Junto com o arsenal nuclear, as armas químicas e biológicas constituem a demoníaca trindade das chamadas “armas de destruição em massa”. Mas, ao contrário das bombas atômicas, os agentes químicos e biológicos são baratos e relativamente fáceis de ser manipulados; por isso, ficaram conhecidos como a “bomba nuclear dos pobres”. Muitos países do Terceiro Mundo estocaram ou ainda estocam esse tipo de armamento devastador e alguns, como o Iraque e o Egito, fizeram uso deles. Mas a utilização militar de substâncias tóxicas letais, de forma generalizada e sistemática, aconteceu pela primeira vez pelas mãos das grandes potências: foi no front europeu durante a Primeira Grande Guerra (1914-18), mais precisamente na batalha de Ypres (França), em 1915, quando os alemães bombardearam as tropas inglesas com gás de cloro. Até o fim daquela carnificina, em 1918, Alemanha, França e Grã-Bretanha usaram em larga escala gases letais, como o fosgênio e o mostarda, principalmente. Quase 70 mil combatentes morreram, fixando no imaginário ocidental aquela apocalíptica imagem de soldados com máscaras contra gases. O impacto foi tão devastador que impediu o uso dessas armas no front da Segunda Guerra Mundial.

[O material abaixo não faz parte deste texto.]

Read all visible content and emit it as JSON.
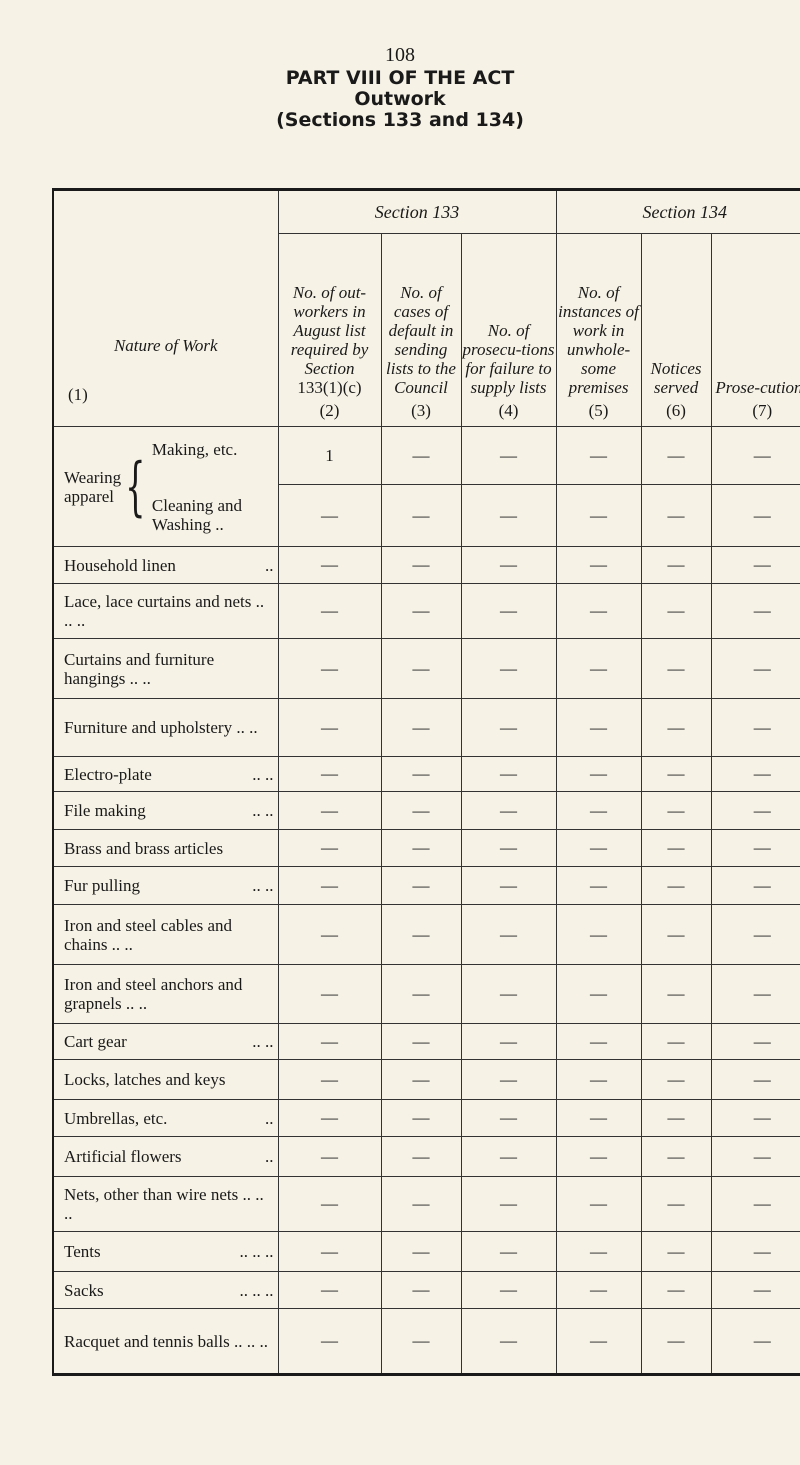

Mas as armas químicas não foram uma invenção dos tempos modernos. Em História da Guerra do Peloponeso, sobre o longo conflito entre Atenas e Esparta, de 431 a.C. a 404 a.C., Tucídides narra como as tropas espartanas utilizaram, de maneira rudimentar, gases de enxofre para atacar seus inimigos atenienses. Já as legiões do Império Romano tiveram a idéia de jogar animais mortos em cisternas de água do inimigo, para espalhar doenças e atingir o moral das tropas adversárias. No século XIV, os tártaros da Criméia, na Ucrânia, catapultaram corpos humanos infectados com peste bubônica para além dos muros da cidade de Kaffa, (hoje Feodosiya), às margens do mar Negro, então dominada pelos genoveses. Os resultados militares conhecidos foram pequenos, mas alguns historiadores sustentam a tese de que a Peste Negra, pandemia que assolou a Europa naquela época e dizimou um quarto de sua população, teve origem nas cercanias de Kaffa.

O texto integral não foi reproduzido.